Spiraling Edge: Fast Surface Reconstruction from Partially Organized Sample Points
Patricia Crossno and Edward Angel
Proceedings Visualization '99 (Vis '99), October 1999
Many applications produce three-dimensional points that must be further processed to generate a surface. Surface reconstruction algorithms that start with a set of unorganized points are extremely time-consuming. Sometimes however, points are generated such that there is additional information available to the reconstruction algorithm. We present Spiraling Edge, a specialized algorithm for surface reconstruction that is three orders of magnitude faster than algorithms for the general case. In addition to sample point locations, our algorithm starts with normal information and knowledge of each point's neighbors. Our algorithm produces a localized approximation to the surface by creating a star-shaped triangulation between a point and a subset of its nearest neighbors. This surface patch is extended by locally triangulating each of the points along the edge of the patch. As each edge point is triangulated, it is removed from the edge and new edge points along the patch's edge are inserted in its place. The updated edge spirals out over the surface until the edge encounters a surface boundary and stops growing in that direction, or until the edge reduces to a small hole that is filled by the final triangle.

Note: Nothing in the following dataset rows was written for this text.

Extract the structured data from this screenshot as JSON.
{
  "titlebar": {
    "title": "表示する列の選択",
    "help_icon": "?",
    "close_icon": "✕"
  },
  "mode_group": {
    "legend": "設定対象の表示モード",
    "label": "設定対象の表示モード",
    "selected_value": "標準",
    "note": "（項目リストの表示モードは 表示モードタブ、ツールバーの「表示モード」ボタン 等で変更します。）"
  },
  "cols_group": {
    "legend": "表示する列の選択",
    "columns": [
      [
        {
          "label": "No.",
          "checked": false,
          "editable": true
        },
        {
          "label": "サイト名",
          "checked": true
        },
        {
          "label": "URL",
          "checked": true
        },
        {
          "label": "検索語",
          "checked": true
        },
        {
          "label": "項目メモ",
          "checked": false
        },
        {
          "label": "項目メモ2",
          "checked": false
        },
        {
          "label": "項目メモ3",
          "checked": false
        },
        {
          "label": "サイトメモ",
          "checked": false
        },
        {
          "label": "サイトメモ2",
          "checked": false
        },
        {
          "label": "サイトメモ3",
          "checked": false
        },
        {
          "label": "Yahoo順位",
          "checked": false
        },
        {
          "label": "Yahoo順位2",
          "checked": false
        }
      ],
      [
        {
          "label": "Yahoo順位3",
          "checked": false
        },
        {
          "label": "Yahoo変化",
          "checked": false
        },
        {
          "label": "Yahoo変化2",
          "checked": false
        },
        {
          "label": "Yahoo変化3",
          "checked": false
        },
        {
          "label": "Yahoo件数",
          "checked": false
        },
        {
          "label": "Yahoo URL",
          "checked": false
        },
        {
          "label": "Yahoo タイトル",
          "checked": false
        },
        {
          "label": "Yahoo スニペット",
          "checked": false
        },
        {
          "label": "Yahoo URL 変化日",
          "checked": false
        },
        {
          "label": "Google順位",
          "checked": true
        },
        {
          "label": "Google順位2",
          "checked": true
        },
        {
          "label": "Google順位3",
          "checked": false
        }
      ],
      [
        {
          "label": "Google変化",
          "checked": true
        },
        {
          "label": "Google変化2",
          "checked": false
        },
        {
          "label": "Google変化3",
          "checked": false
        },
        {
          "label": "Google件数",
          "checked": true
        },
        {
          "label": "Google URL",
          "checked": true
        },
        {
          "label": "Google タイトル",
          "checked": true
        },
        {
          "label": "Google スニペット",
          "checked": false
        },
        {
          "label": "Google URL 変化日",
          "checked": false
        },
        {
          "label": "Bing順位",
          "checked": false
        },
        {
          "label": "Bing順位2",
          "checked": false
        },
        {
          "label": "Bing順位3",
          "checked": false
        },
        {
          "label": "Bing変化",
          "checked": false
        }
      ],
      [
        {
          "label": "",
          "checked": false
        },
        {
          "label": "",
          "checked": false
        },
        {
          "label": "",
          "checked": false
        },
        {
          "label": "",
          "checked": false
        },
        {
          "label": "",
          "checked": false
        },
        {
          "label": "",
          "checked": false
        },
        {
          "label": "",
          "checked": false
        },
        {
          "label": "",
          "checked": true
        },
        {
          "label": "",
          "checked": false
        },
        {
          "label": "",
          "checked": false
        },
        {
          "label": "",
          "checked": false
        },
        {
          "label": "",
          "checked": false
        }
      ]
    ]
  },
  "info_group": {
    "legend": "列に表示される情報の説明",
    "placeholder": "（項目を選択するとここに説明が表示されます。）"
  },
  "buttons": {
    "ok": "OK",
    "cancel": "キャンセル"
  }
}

Isosurface Extraction Using Particle Systems
Patricia Crossno and Edward Angel
Proceedings Visualization '97 (Vis '97), October 1997
Presents a new approach to isosurface extraction from volume data using particle systems. Particle behavior is dynamic and can be based on laws of physics or artificial rules. For isosurface extraction, we program particles to be attracted towards a specific surface value while simultaneously repelling adjacent particles. The repulsive forces are based on the curvature of the surface at that location. A birth-death process results in a denser concentration of particles in areas of high curvature and sparser populations in areas of lower curvature. The overall level of detail is controlled through a scaling factor that increases or decreases the repulsive forces of the particles. Once particles reach equilibrium, their locations are used as vertices in generating a triangular mesh of the surface. The advantages of our approach include: vertex densities are based on surface features rather than on the sampling rate of the volume; a single scaling factor simplifies level-of-detail control; and meshing is efficient because it uses neighbor information that has already been generated during the force calculations.